世界経済評論IMPACT(世界経済評論インパクト)

No.809

「自由貿易」と「保護貿易」について考える

飯野光浩

(静岡県立大学 教授)

2017.03.13

 2017年1月20日にドナルド・トランプ氏がアメリカ大統領に就任して,トランプ政権が正式に発足した。この政権の一番の特徴は,外交・安全保障や経済などあらゆる分野で「アメリカ第一主義」の考え方を鮮明にしたことである。もちろん,これは貿易分野でも例外ではなく,自国優先の保護主義的政策方針を明確にしており,自由貿易は危機に瀕している。具体的な産業でみると自動車や鉄鋼などの製造業を保護の対象としており,また貿易赤字を望ましくないと考える狭い視野での重商主義的傾向が強い。つまり,貿易を2国間のゼロサムゲームと捉えている。特に中国やメキシコとの貿易赤字を問題視して,両国からの輸入に高関税をかけるとトランプ大統領は,たびたび表明している。このようなアメリカの態度に関して,日本は概して批判的である。日本市場でアメリカ製自動車が売れないのはアメリカ企業の努力不足であり,中国製品やメキシコ製品への高関税は庶民の生活を悪化させる,というような論調が目立つ。

 ひるがえって,日本はどうか。安倍晋三首相は自由貿易を推進する姿勢を示している。アメリカが環太平洋経済連携協定(Trans-Pacific Partnership;TPP)からの離脱を表明しても,日本はTPPを支持し,発効に向けて努力するとしている。しかし,日本は農産品を関税で保護している。例えば,牛肉の関税率は38.5%,米の関税率は778%であり,農産品の平均関税率は21.0%とかなり高い。現在の論調は日本の自由貿易を支持するというものが目立つが,日本は農産物に高関税をかけていることを忘れてはならない。

 つまり,日本はアメリカのことを言えないのである。この貿易の自由化に関しては,さまざまな議論がなされているが,ここでは別の視点から考える。それは,社会保障としての「自由貿易」である。TPPにおける自由化論議で不思議に思うことは,消費者団体が食品の安全性を理由として,自由化に反対したことである。

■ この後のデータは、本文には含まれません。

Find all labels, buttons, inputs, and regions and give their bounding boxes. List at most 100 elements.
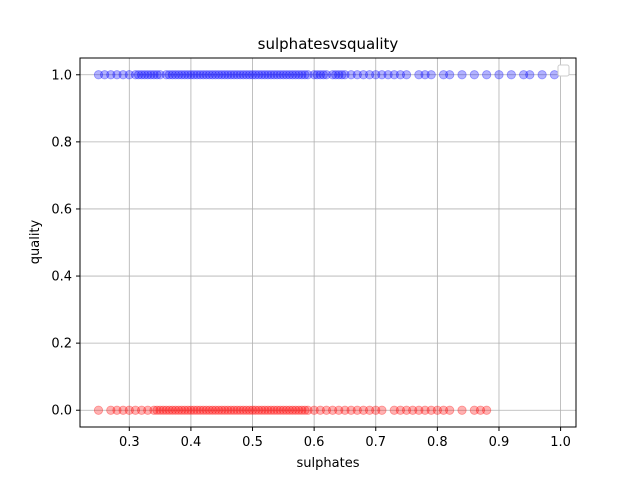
data-point (389, 405, 399, 415)
data-point (260, 70, 270, 80)
data-point (93, 405, 104, 415)
data-point (223, 70, 233, 80)
data-point (445, 70, 455, 80)
data-point (226, 405, 236, 415)
data-point (198, 70, 208, 80)
data-point (244, 405, 255, 415)
data-point (401, 405, 412, 415)
x-tick-label: 0.6 (304, 435, 325, 450)
data-point (177, 405, 187, 415)
data-point (287, 405, 298, 415)
data-point (189, 405, 199, 415)
plot-frame (79, 57, 577, 428)
data-point (254, 405, 264, 415)
data-point (238, 405, 248, 415)
data-point (146, 70, 156, 80)
data-point (112, 70, 122, 80)
data-points (93, 70, 560, 415)
data-point (143, 405, 153, 415)
data-point (312, 70, 322, 80)
data-point (340, 405, 350, 415)
data-point (377, 405, 387, 415)
data-point (124, 70, 134, 80)
data-point (229, 405, 239, 415)
data-point (164, 405, 174, 415)
data-point (414, 70, 424, 80)
data-point (358, 70, 369, 80)
data-point (281, 405, 292, 415)
x-tick-label: 0.4 (181, 435, 202, 450)
data-point (251, 405, 261, 415)
data-point (457, 70, 467, 80)
data-point (420, 405, 430, 415)
data-point (266, 70, 276, 80)
data-point (275, 70, 285, 80)
data-point (198, 405, 208, 415)
data-point (149, 405, 159, 415)
data-point (210, 70, 221, 80)
y-axis-label: quality (28, 219, 43, 264)
data-point (124, 405, 134, 415)
data-point (346, 70, 356, 80)
data-point (173, 70, 184, 80)
data-point (482, 405, 492, 415)
chart-title: sulphatesvsquality (258, 35, 399, 53)
data-point (118, 70, 128, 80)
x-tick-label: 1.0 (550, 435, 571, 450)
data-point (269, 405, 279, 415)
data-point (315, 405, 325, 415)
data-point (226, 70, 236, 80)
data-point (201, 405, 211, 415)
data-point (140, 70, 150, 80)
data-point (195, 405, 205, 415)
data-point (235, 405, 245, 415)
data-point (214, 70, 224, 80)
data-point (525, 70, 535, 80)
data-point (170, 70, 181, 80)
data-point (263, 70, 273, 80)
data-point (297, 70, 307, 80)
data-point (297, 405, 307, 415)
data-point (158, 405, 168, 415)
y-tick-label: 0.6 (51, 202, 72, 217)
data-point (177, 70, 187, 80)
data-point (300, 70, 310, 80)
data-point (254, 70, 264, 80)
data-point (207, 405, 218, 415)
data-point (217, 405, 227, 415)
data-point (167, 405, 178, 415)
data-point (229, 70, 239, 80)
data-point (371, 405, 381, 415)
data-point (294, 405, 304, 415)
data-point (309, 70, 319, 80)
data-point (247, 405, 258, 415)
data-point (303, 70, 313, 80)
data-point (352, 405, 362, 415)
data-point (195, 70, 205, 80)
x-tick-label: 0.8 (427, 435, 448, 450)
x-tick-label: 0.5 (242, 435, 263, 450)
data-point (130, 405, 141, 415)
data-point (300, 405, 310, 415)
data-point (519, 70, 529, 80)
data-point (537, 70, 547, 80)
data-point (284, 405, 295, 415)
data-point (192, 70, 202, 80)
data-point (210, 405, 221, 415)
data-point (180, 405, 190, 415)
data-point (167, 70, 178, 80)
data-point (217, 70, 227, 80)
data-point (364, 70, 375, 80)
data-point (352, 70, 362, 80)
data-point (241, 70, 251, 80)
data-point (420, 70, 430, 80)
data-point (408, 405, 418, 415)
data-point (183, 70, 193, 80)
data-point (309, 405, 319, 415)
data-point (266, 405, 276, 415)
data-point (358, 405, 369, 415)
data-point (189, 70, 199, 80)
data-point (112, 405, 122, 415)
grid (80, 58, 576, 427)
data-point (414, 405, 424, 415)
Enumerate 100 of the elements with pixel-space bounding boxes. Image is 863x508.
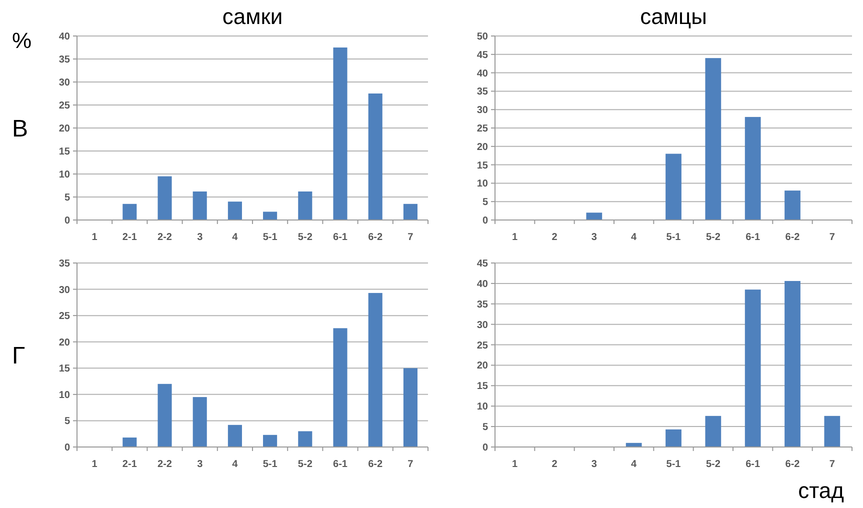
y-tick-label: 45 [476, 50, 488, 61]
y-tick-label: 0 [64, 216, 70, 226]
x-tick-label: 2-2 [158, 459, 172, 470]
y-tick-label: 0 [482, 442, 488, 454]
y-tick-label: 25 [58, 311, 70, 322]
x-tick-label: 5-2 [706, 232, 721, 243]
x-tick-label: 5-2 [298, 232, 313, 243]
x-tick-label: 2-2 [158, 232, 172, 243]
bar [298, 191, 312, 220]
y-tick-label: 40 [58, 32, 70, 42]
x-tick-label: 2-1 [122, 232, 138, 243]
y-tick-label: 30 [58, 78, 70, 88]
x-tick-label: 6-2 [785, 232, 800, 243]
bar [263, 434, 278, 447]
x-tick-label: 6-1 [333, 232, 348, 243]
x-tick-label: 7 [408, 459, 414, 470]
y-tick-label: 30 [58, 284, 70, 296]
x-tick-label: 6-2 [368, 232, 384, 243]
y-tick-label: 15 [476, 381, 488, 392]
x-tick-label: 1 [512, 232, 518, 243]
y-tick-label: 25 [476, 124, 488, 134]
bar [298, 431, 312, 447]
bar [158, 176, 172, 220]
bar [403, 204, 418, 220]
x-tick-label: 4 [631, 459, 638, 470]
x-tick-label: 5-1 [262, 459, 278, 470]
chart-title: самки [222, 4, 283, 29]
y-axis-title: % [12, 28, 32, 53]
y-tick-label: 20 [476, 142, 488, 153]
text: В [12, 115, 28, 142]
y-tick-label: 45 [476, 258, 488, 270]
bar [122, 438, 137, 447]
bar [368, 292, 382, 447]
y-tick-label: 15 [58, 364, 70, 375]
y-tick-label: 5 [64, 192, 70, 204]
y-tick-label: 25 [476, 340, 488, 352]
x-tick-label: 4 [232, 232, 238, 243]
x-tick-label: 5-1 [666, 459, 682, 470]
x-tick-label: 6-2 [785, 459, 800, 470]
y-tick-label: 20 [58, 124, 70, 134]
bar [228, 424, 242, 447]
chart-title: самцы [640, 4, 707, 29]
x-tick-label: 3 [591, 459, 598, 470]
y-tick-label: 20 [476, 360, 488, 372]
y-tick-label: 0 [64, 442, 70, 454]
y-tick-label: 5 [482, 422, 488, 434]
x-tick-label: 4 [232, 459, 238, 470]
bar [705, 58, 722, 220]
y-tick-label: 35 [58, 54, 70, 66]
y-tick-label: 10 [476, 402, 488, 413]
y-tick-label: 40 [476, 68, 488, 80]
x-tick-label: 2 [552, 232, 558, 243]
y-tick-label: 35 [476, 299, 488, 310]
y-tick-label: 30 [476, 105, 488, 116]
x-tick-label: 6-2 [368, 459, 384, 470]
x-tick-label: 5-1 [262, 232, 278, 243]
y-tick-label: 15 [58, 146, 70, 158]
y-tick-label: 35 [476, 86, 488, 98]
y-tick-label: 5 [482, 197, 488, 208]
bar [705, 416, 722, 447]
text: Г [12, 342, 25, 370]
bar [824, 416, 840, 447]
x-tick-label: 2-1 [122, 459, 138, 470]
x-tick-label: 3 [197, 232, 204, 243]
bar [744, 290, 761, 447]
bar [333, 328, 348, 447]
bar [192, 191, 207, 220]
x-tick-label: 5-2 [706, 459, 721, 470]
y-tick-label: 0 [482, 216, 488, 226]
bar [122, 204, 137, 220]
y-tick-label: 20 [58, 337, 70, 348]
bar [666, 429, 682, 447]
x-tick-label: 3 [591, 232, 598, 243]
x-tick-label: 6-1 [746, 459, 760, 470]
bar [666, 154, 682, 220]
bar [192, 397, 207, 447]
y-tick-label: 5 [64, 416, 70, 428]
x-tick-label: 2 [552, 459, 558, 470]
bar [368, 94, 382, 220]
x-tick-label: 1 [92, 232, 98, 243]
x-tick-label: 7 [408, 232, 414, 243]
x-tick-label: 7 [829, 459, 836, 470]
y-tick-label: 30 [476, 320, 488, 331]
bar [784, 190, 800, 220]
x-tick-label: 1 [92, 459, 98, 470]
y-tick-label: 10 [58, 170, 70, 180]
x-tick-label: 6-1 [746, 232, 760, 243]
bar [263, 212, 278, 220]
y-tick-label: 10 [476, 178, 488, 190]
bar [744, 116, 761, 220]
x-tick-label: 6-1 [333, 459, 348, 470]
y-tick-label: 40 [476, 278, 488, 290]
y-tick-label: 50 [476, 32, 488, 42]
bar [158, 384, 172, 447]
bar [228, 202, 242, 220]
y-tick-label: 35 [58, 258, 70, 270]
bar [403, 368, 418, 447]
x-tick-label: 7 [829, 232, 836, 243]
x-axis-title: стад [798, 478, 844, 503]
x-tick-label: 4 [631, 232, 638, 243]
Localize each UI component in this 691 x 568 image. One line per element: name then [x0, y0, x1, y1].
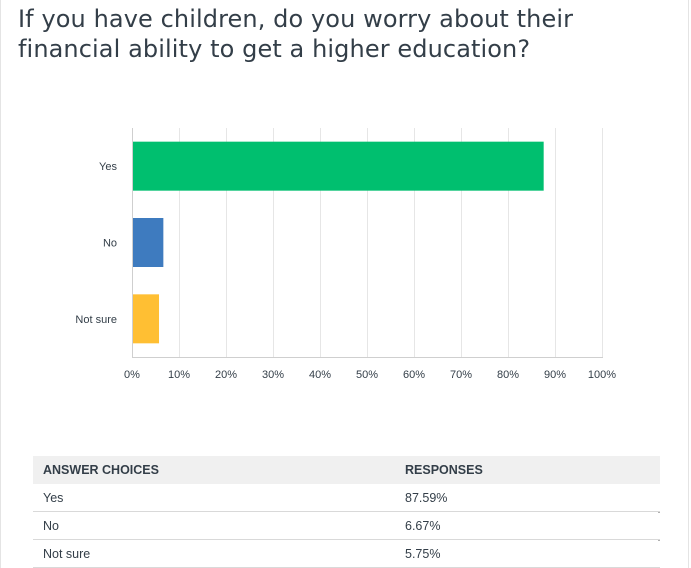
- answer-choice-cell: No: [33, 511, 395, 540]
- x-tick-label: 30%: [262, 369, 284, 381]
- x-tick-label: 70%: [450, 369, 472, 381]
- edge-mark: [658, 512, 660, 513]
- table-row: Yes 87.59%: [33, 484, 660, 512]
- response-cell: 87.59%: [395, 484, 660, 512]
- bar: [133, 141, 544, 191]
- response-cell: 5.75%: [395, 539, 660, 568]
- question-title: If you have children, do you worry about…: [18, 5, 574, 63]
- header-answer-choices: ANSWER CHOICES: [33, 456, 395, 484]
- table-header-row: ANSWER CHOICES RESPONSES: [33, 456, 660, 484]
- category-label: Yes: [99, 161, 117, 173]
- bar: [133, 218, 164, 267]
- category-label: Not sure: [75, 314, 117, 326]
- x-tick-label: 80%: [497, 369, 519, 381]
- x-tick-label: 60%: [403, 369, 425, 381]
- response-cell: 6.67%: [395, 511, 660, 540]
- answer-choice-cell: Not sure: [33, 539, 395, 568]
- bar-chart: 0% 10% 20% 30% 40% 50% 60% 70% 80% 90% 100% Yes No No…: [75, 128, 616, 381]
- x-tick-label: 20%: [215, 369, 237, 381]
- table-row: No 6.67%: [33, 511, 660, 540]
- x-tick-label: 50%: [356, 369, 378, 381]
- answer-choice-cell: Yes: [33, 484, 395, 512]
- x-tick-label: 10%: [168, 369, 190, 381]
- x-tick-label: 90%: [544, 369, 566, 381]
- results-table: ANSWER CHOICES RESPONSES Yes 87.59% No 6…: [33, 456, 660, 568]
- x-tick-label: 40%: [309, 369, 331, 381]
- x-tick-label: 0%: [124, 369, 140, 381]
- x-tick-label: 100%: [588, 369, 616, 381]
- edge-mark: [658, 540, 660, 541]
- table-row: Not sure 5.75%: [33, 539, 660, 568]
- bar: [133, 294, 160, 344]
- header-responses: RESPONSES: [395, 456, 660, 484]
- category-label: No: [103, 238, 117, 250]
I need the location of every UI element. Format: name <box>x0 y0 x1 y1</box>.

貧困者対策として貿易自由化に賛成という消費者団体や関連NGOを聞いたことがない。

 現在,日本の貧困は深刻である。2013年の国民生活基礎調査によると,2012年の日本の相対的貧困率は16.1%,子供の貧困率は16.3%である。この数値を2014年版子ども・若者白書に掲載されているOECDの報告書のデータと比べてみると,OECD平均の相対的貧困率は11.3%で,子どもの貧困率は13.3%であり,日本はOECD平均を上回っている。さらにOECD加盟34か国のうち,相対的貧困率は29位であり,子どもの貧困率は25位である。つまり,それぞれ,貧困率が最も高い下から数えて6番目と10番目ということであり,日本は先進国のなかで深刻な状況である。

 このような厳しい貧困状況の中で,農産物の関税率を削減して,生活の厳しい貧困者の生活を支援するという視点で貿易自由化を考えることも重要ではないか。日本やアメリカの議論から言えることは,保護貿易の「保護」はロビー活動などで政府に影響力を行使できる特定産業を保護し,自由貿易の「自由」は貧困からの自由(解放)を意味する,ということである。